4 Thoughts on "Ask The Chefs: 2019 Lessons Learned"

Charlie Rapple: “Open access and access control for scholarly articles continue to suck in so much of the debate, when arguably we should be focused not on who has access to the scholarly content, and how – but on incentivizing the creation of more non-scholarly content with more focus on real-world impact.”

Surely “real-world impact” is a direct function of “(w)ho has access to the scholarly content, and how.” Bob Metcalf is correct: The value of a network is the number of users squared.

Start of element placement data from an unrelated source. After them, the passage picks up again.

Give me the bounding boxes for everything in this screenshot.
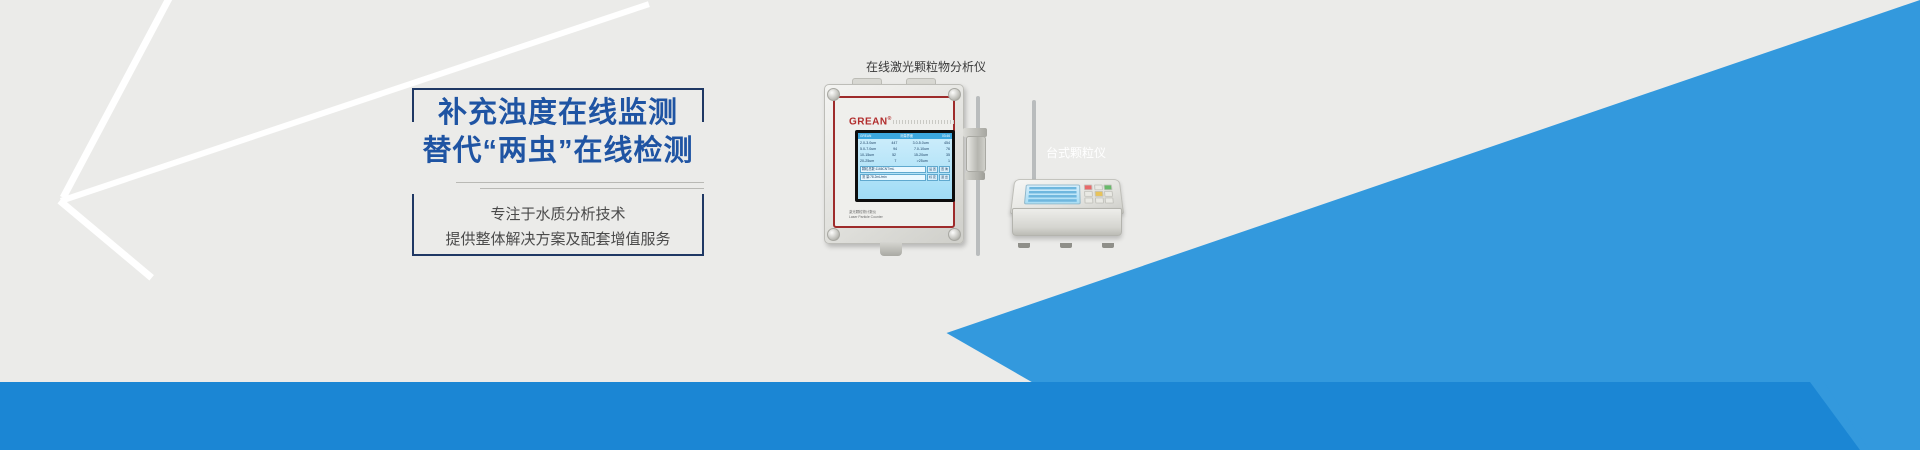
lcd-data-table: 2.0-3.0um 447 3.0-5.0um 454 5.0-7.0um 94… xyxy=(858,139,952,164)
subtitle-group: 专注于水质分析技术 提供整体解决方案及配套增值服务 xyxy=(412,202,704,252)
screw-top-right xyxy=(948,88,961,101)
cell-value-2: 1 xyxy=(948,158,950,164)
sensor-body xyxy=(966,136,986,172)
settings-button[interactable]: 设 置 xyxy=(927,166,938,173)
screw-bottom-left xyxy=(827,228,840,241)
divider-upper xyxy=(456,182,704,183)
bench-feet xyxy=(1018,243,1114,248)
lcd-title-center: 测量界面 xyxy=(900,133,913,139)
subtitle-line-2: 提供整体解决方案及配套增值服务 xyxy=(412,227,704,252)
lcd-bezel: GREAN 测量界面 03:46 2.0-3.0um 447 3.0-5.0um… xyxy=(855,130,955,202)
lcd-footer-row-1: 颗粒总数:1166CNT/mL 设 置 查 询 xyxy=(860,166,950,173)
label-bench-analyzer: 台式颗粒仪 xyxy=(1046,146,1106,160)
brand-logo: GREAN® xyxy=(849,116,892,127)
enclosure-inner-frame: GREAN® GREAN 测量界面 03:46 2.0-3.0um 447 3.… xyxy=(833,96,955,228)
brand-registered-mark: ® xyxy=(888,116,892,122)
query-button[interactable]: 查 询 xyxy=(939,166,950,173)
promo-banner: 补充浊度在线监测 替代“两虫”在线检测 专注于水质分析技术 提供整体解决方案及配… xyxy=(0,0,1920,450)
page-title: 补充浊度在线监测 替代“两虫”在线检测 xyxy=(406,94,710,170)
bench-particle-counter xyxy=(1010,172,1122,244)
bench-base xyxy=(1012,208,1122,236)
cable-gland xyxy=(880,242,902,256)
sensor-foot xyxy=(965,172,985,180)
headline-line-1: 补充浊度在线监测 xyxy=(406,94,710,132)
lcd-display[interactable]: GREAN 测量界面 03:46 2.0-3.0um 447 3.0-5.0um… xyxy=(858,133,952,199)
online-laser-particle-analyzer: GREAN® GREAN 测量界面 03:46 2.0-3.0um 447 3.… xyxy=(824,84,964,244)
label-online-analyzer: 在线激光颗粒物分析仪 xyxy=(866,60,986,74)
bench-keypad[interactable] xyxy=(1084,185,1114,204)
particle-count-field: 颗粒总数:1166CNT/mL xyxy=(860,166,926,173)
screw-bottom-right xyxy=(948,228,961,241)
bench-display[interactable] xyxy=(1024,185,1081,205)
divider-group xyxy=(412,182,704,194)
exit-button[interactable]: 退 出 xyxy=(939,174,950,181)
lcd-footer: 颗粒总数:1166CNT/mL 设 置 查 询 流 量:78.2mL/min 标… xyxy=(858,164,952,181)
device-footer-text: 激光颗粒物计数仪 Laser Particle Counter xyxy=(849,210,883,220)
screw-top-left xyxy=(827,88,840,101)
frame-border-top xyxy=(412,88,704,90)
lcd-footer-row-2: 流 量:78.2mL/min 标 定 退 出 xyxy=(860,174,950,181)
brand-text: GREAN xyxy=(849,116,888,127)
background-blue-bottom-bar xyxy=(0,382,1920,450)
cell-range-2: >25um xyxy=(917,158,928,164)
subtitle-line-1: 专注于水质分析技术 xyxy=(412,202,704,227)
device-footer-en: Laser Particle Counter xyxy=(849,215,883,220)
decorative-hatch xyxy=(893,120,955,124)
flow-sensor-assembly xyxy=(962,128,988,180)
lcd-title-left: GREAN xyxy=(860,133,871,139)
frame-border-bottom xyxy=(412,254,704,256)
cell-range-1: 20-25um xyxy=(860,158,874,164)
divider-lower xyxy=(480,188,704,189)
flow-rate-field: 流 量:78.2mL/min xyxy=(860,174,926,181)
lcd-title-right: 03:46 xyxy=(942,133,950,139)
headline-frame: 补充浊度在线监测 替代“两虫”在线检测 专注于水质分析技术 提供整体解决方案及配… xyxy=(412,88,704,256)
cell-value-1: 7 xyxy=(894,158,896,164)
calibrate-button[interactable]: 标 定 xyxy=(927,174,938,181)
headline-line-2: 替代“两虫”在线检测 xyxy=(406,132,710,170)
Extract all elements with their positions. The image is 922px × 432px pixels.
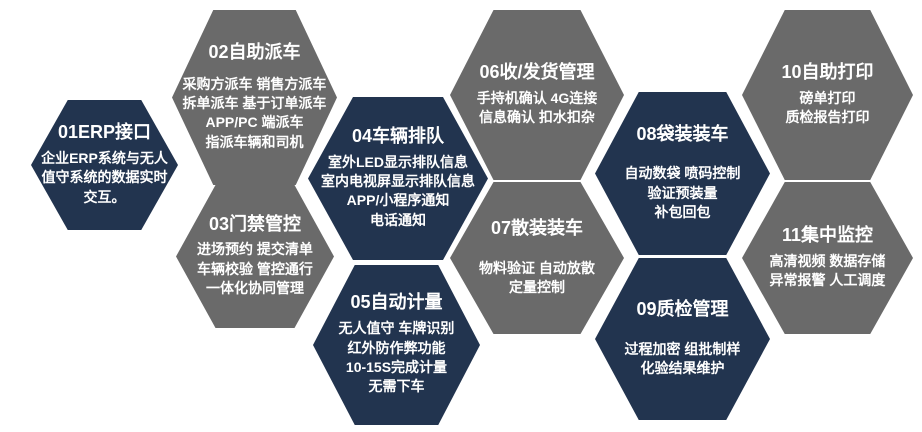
hex-title-08: 08袋装装车 [636,125,728,145]
hex-title-03: 03门禁管控 [209,215,301,235]
hex-body-line: 信息确认 扣水扣杂 [477,108,598,127]
hex-body-line: 车辆校验 管控通行 [197,260,313,279]
hex-body-line: 一体化协同管理 [197,279,313,298]
hex-title-09: 09质检管理 [636,300,728,320]
hex-body-03: 进场预约 提交清单 车辆校验 管控通行 一体化协同管理 [197,240,313,298]
hex-title-10: 10自助打印 [781,63,873,83]
hex-body-line: 10-15S完成计量 [339,358,455,377]
hex-body-line: 补包回包 [625,203,741,222]
hex-body-line: APP/小程序通知 [321,191,475,210]
hex-body-line: 磅单打印 [786,89,870,108]
hex-body-line: 定量控制 [479,278,595,297]
hex-body-line: 室外LED显示排队信息 [321,153,475,172]
hex-node-07[interactable]: 07散装装车 物料验证 自动放散 定量控制 [450,182,624,334]
hex-body-04: 室外LED显示排队信息 室内电视屏显示排队信息 APP/小程序通知 电话通知 [321,153,475,230]
hex-node-01[interactable]: 01ERP接口 企业ERP系统与无人 值守系统的数据实时 交互。 [31,100,178,230]
hex-body-line: 红外防作弊功能 [339,339,455,358]
hex-body-line: 采购方派车 销售方派车 [183,75,327,94]
hex-node-04[interactable]: 04车辆排队 室外LED显示排队信息 室内电视屏显示排队信息 APP/小程序通知… [308,97,488,260]
hex-body-line: 室内电视屏显示排队信息 [321,172,475,191]
hex-body-line: 高清视频 数据存储 [770,252,886,271]
hex-body-line: 无需下车 [339,377,455,396]
hex-node-02[interactable]: 02自助派车 采购方派车 销售方派车 拆单派车 基于订单派车 APP/PC 端派… [172,10,337,185]
hex-title-11: 11集中监控 [782,226,873,246]
hex-title-07: 07散装装车 [491,219,583,239]
hex-body-line: 过程加密 组批制样 [625,340,741,359]
hex-title-04: 04车辆排队 [352,127,444,147]
hex-body-line: 电话通知 [321,211,475,230]
hex-body-line: 进场预约 提交清单 [197,240,313,259]
hex-body-09: 过程加密 组批制样 化验结果维护 [625,340,741,379]
hex-body-line: 物料验证 自动放散 [479,259,595,278]
hex-node-05[interactable]: 05自动计量 无人值守 车牌识别 红外防作弊功能 10-15S完成计量 无需下车 [313,265,480,425]
hex-node-06[interactable]: 06收/发货管理 手持机确认 4G连接 信息确认 扣水扣杂 [450,10,624,180]
hex-title-01: 01ERP接口 [58,123,151,143]
hex-node-03[interactable]: 03门禁管控 进场预约 提交清单 车辆校验 管控通行 一体化协同管理 [176,185,334,328]
hex-body-01: 企业ERP系统与无人 值守系统的数据实时 交互。 [41,149,168,207]
hex-body-line: 手持机确认 4G连接 [477,89,598,108]
hex-body-11: 高清视频 数据存储 异常报警 人工调度 [770,252,886,291]
hex-body-07: 物料验证 自动放散 定量控制 [479,259,595,298]
hex-title-02: 02自助派车 [208,43,300,63]
hex-body-line: 无人值守 车牌识别 [339,319,455,338]
hex-body-line: 企业ERP系统与无人 [41,149,168,168]
hex-body-line: 值守系统的数据实时 [41,168,168,187]
hex-title-05: 05自动计量 [350,293,442,313]
hex-body-10: 磅单打印 质检报告打印 [786,89,870,128]
hex-body-line: APP/PC 端派车 [183,113,327,132]
hex-body-line: 异常报警 人工调度 [770,271,886,290]
hex-body-line: 指派车辆和司机 [183,133,327,152]
hex-body-line: 自动数袋 喷码控制 [625,164,741,183]
hex-node-10[interactable]: 10自助打印 磅单打印 质检报告打印 [742,10,913,180]
hex-body-line: 化验结果维护 [625,359,741,378]
hex-body-06: 手持机确认 4G连接 信息确认 扣水扣杂 [477,89,598,128]
hex-body-line: 质检报告打印 [786,108,870,127]
hexagon-diagram-canvas: 01ERP接口 企业ERP系统与无人 值守系统的数据实时 交互。 02自助派车 … [0,0,922,432]
hex-body-line: 交互。 [41,188,168,207]
hex-body-line: 验证预装量 [625,184,741,203]
hex-node-09[interactable]: 09质检管理 过程加密 组批制样 化验结果维护 [595,258,770,420]
hex-node-08[interactable]: 08袋装装车 自动数袋 喷码控制 验证预装量 补包回包 [595,92,770,255]
hex-body-02: 采购方派车 销售方派车 拆单派车 基于订单派车 APP/PC 端派车 指派车辆和… [183,75,327,152]
hex-title-06: 06收/发货管理 [479,63,594,83]
hex-body-08: 自动数袋 喷码控制 验证预装量 补包回包 [625,164,741,222]
hex-body-05: 无人值守 车牌识别 红外防作弊功能 10-15S完成计量 无需下车 [339,319,455,396]
hex-node-11[interactable]: 11集中监控 高清视频 数据存储 异常报警 人工调度 [742,182,913,334]
hex-body-line: 拆单派车 基于订单派车 [183,94,327,113]
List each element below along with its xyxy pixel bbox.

Hi Jim, no, I don’t think real-world impact derives from scholarly content. It derives from “non-scholarly” content – materials and messaging that are specifically developed for real-world target audiences – leaflets for patients, consultancy with industry, apps for school children or farmers in developing countries – etc. Of course, the scholarly content can also indirectly lead to real-world impact, when other academics take forward your work and then create real-world impact that has your work in its DNA. So yes, of course, some real-world impact is a function of access to scholarly content. But we would be kidding ourselves if we thought scholarly content, and access to it, are enough of a pathway to impact, by themselves.

Indeed. Disinformation has been the norm in China (“the only truth in the People’s Daily is the date”) and elsewhere, and caution toward any information becomes ingrained to the point that one might believe nothing. Watching disinformation campaigns unfold large-scale in the west has been disheartening, though I am glad that people are realising that it is an issue.